Скоро приятели начали понемногу замедлять шаг. Ванечка озабоченно обернулся, поднеся палец к губам, предупреждающе прошипел: «Тсс!» Когда сделалось тихо, стали слышны слова песни: «В жизни раз бываа-ает восемнадцать лет…» Дом, в котором пели, был могуч и велик, сложен из толстых кедровых бревен, сочащихся до сих пор янтарной смолой. На улицу выходили четыре просторных окна, они были распахнуты настежь так широко, чтобы вся улица могла слышать песню и видеть, что происходит внутри дома.
— Заметят! — шепотом сказал Ванечка. — Опять зачнут изгиляться! Небось окна нарочно пооткрывали…
— Сволочи!.. — прошипел Устин. — Сроду пройти не дадут…
В могучем доме жил рамщик шпалозавода Варфоломеев, тот самый, жена которого утром стояла в очереди. В доме Варфоломеева каждое воскресенье собирались гости — играли в лото и карты, хором пели песни, а вечером вместе с хозяевами отправлялись в кино или шли глядеть, как играют в футбол местные команды.

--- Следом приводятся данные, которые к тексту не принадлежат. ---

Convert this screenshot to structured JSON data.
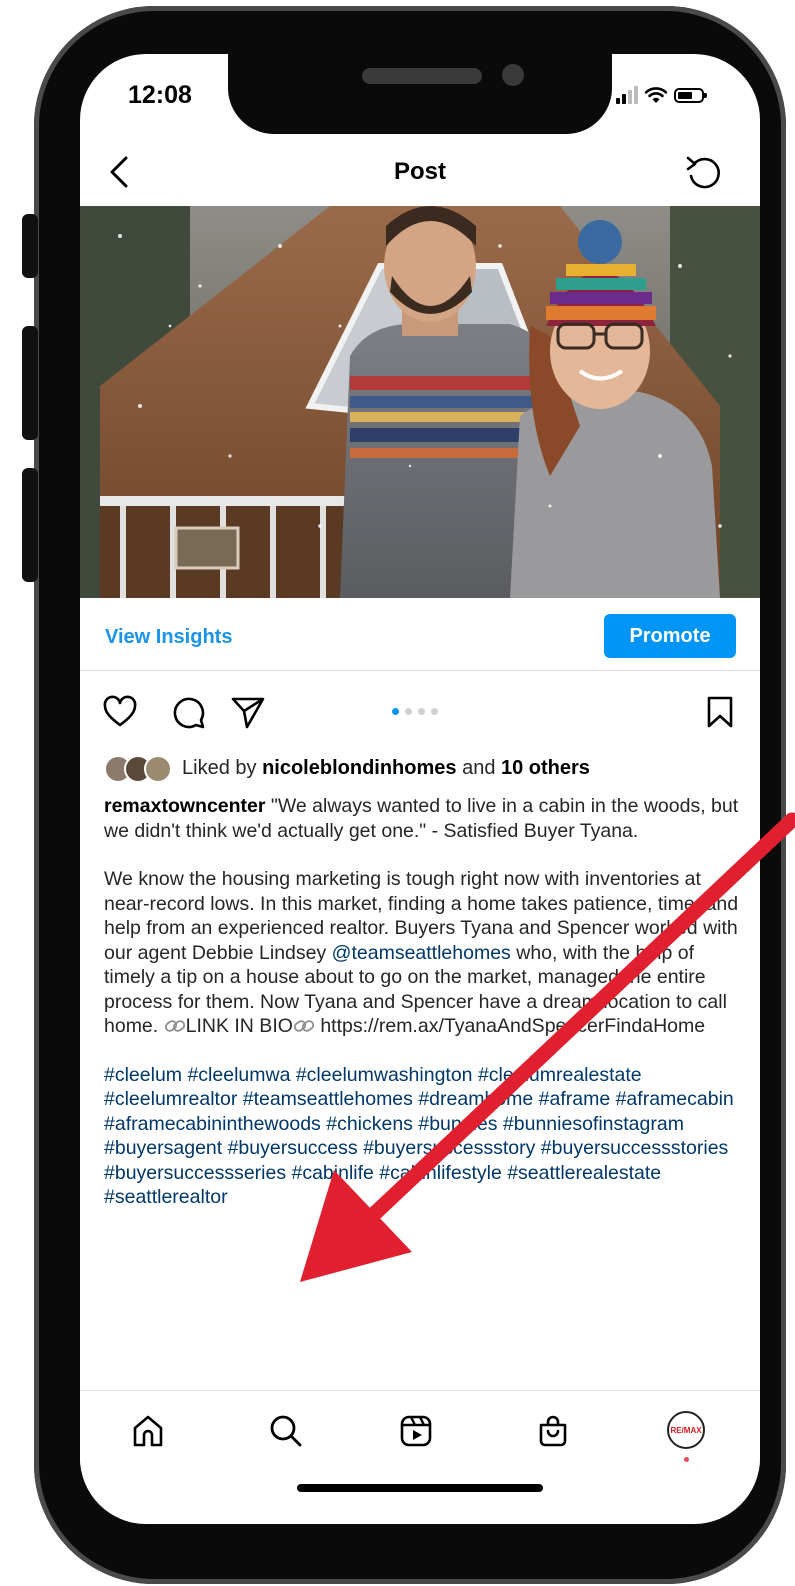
{
  "status_bar": {
    "time": "12:08"
  },
  "header": {
    "title": "Post"
  },
  "insights": {
    "view_insights_label": "View Insights",
    "promote_label": "Promote"
  },
  "carousel": {
    "total": 4,
    "active_index": 0
  },
  "likes": {
    "prefix": "Liked by ",
    "user": "nicoleblondinhomes",
    "connector": " and ",
    "others": "10 others"
  },
  "caption": {
    "username": "remaxtowncenter",
    "quote": " \"We always wanted to live in a cabin in the woods, but we didn't think we'd actually get one.\" - Satisfied Buyer Tyana.",
    "body_1": "We know the housing marketing is tough right now with inventories at near-record lows. In this market, finding a home takes patience, time, and help from an experienced realtor. Buyers Tyana and Spencer worked with our agent Debbie Lindsey ",
    "mention": "@teamseattlehomes",
    "body_2": "  who, with the help of timely a tip on a house about to go on the market, managed the entire process for them. Now Tyana and Spencer have a dream location to call home. ",
    "link_in_bio": "LINK IN BIO",
    "url": " https://rem.ax/TyanaAndSpencerFindaHome",
    "hashtags": "#cleelum #cleelumwa #cleelumwashington #cleelumrealestate #cleelumrealtor #teamseattlehomes #dreamhome #aframe #aframecabin #aframecabininthewoods #chickens #bunnies #bunniesofinstagram #buyersagent #buyersuccess #buyersuccessstory #buyersuccessstories #buyersuccessseries #cabinlife #cabinlifestyle #seattlerealestate #seattlerealtor"
  },
  "profile": {
    "avatar_text": "RE/MAX"
  },
  "colors": {
    "accent": "#0095f6",
    "link": "#00376b",
    "insights": "#1a94e8",
    "arrow": "#e0202e"
  }
}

— Эх, огородами тоже не обойдешь! — вздохнул Ванечка Юдин, втягивая голову в плечи и сгибаясь. — Давай, народ, шагай по-тихому! Да не греми ты сапожищами, Устин!

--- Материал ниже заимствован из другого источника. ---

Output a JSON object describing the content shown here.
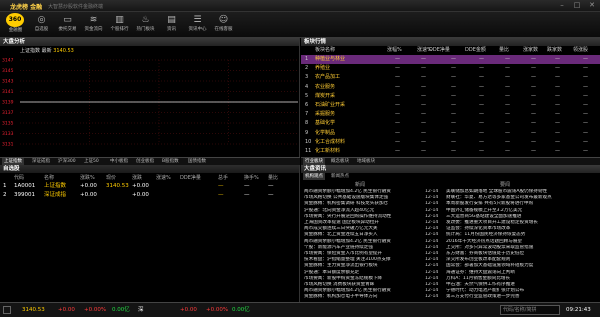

Тревожно переглядываясь, четверка тесной кучей двинулась к заветной цели серединой улицы, и, конечно, произошло то, чего все ожидали: песня оборвалась, веселый рамщик Варфоломеев неторопко вышел на крыльцо, а гости, налезая друг на друга и толкаясь, высунулись в окна, заранее хохоча, готовились к веселому представлению, которым их угощал хозяин всякий раз, когда удавалось перехватить знаменитую на весь поселок четверку забулдыг-пьяниц.
— Драсьте, Семен Василич! — раскатисто закричал с крыльца рамщик Варфоломеев. — С трудовым праздничком воскресенья вас, Семен Василич!
Руки Варфоломеев засунул в карманы отглаженных светлых брюк и весело, сыто щурился на солнце.
— Драствуйте, вся остальна честна компания! — радостно гремел рамщик Варфоломеев, спускаясь с крыльца и неторопливо преграждая путь четверке. — Как живете, как работаете, как руководите? У тебя, Семен Василич, може, каки замечания к нам имеются, може, каки указания поступят… Но я тебе заране скажу, Семен Василич, что мы отдыхам! Отдыхам мы, Семен Василич!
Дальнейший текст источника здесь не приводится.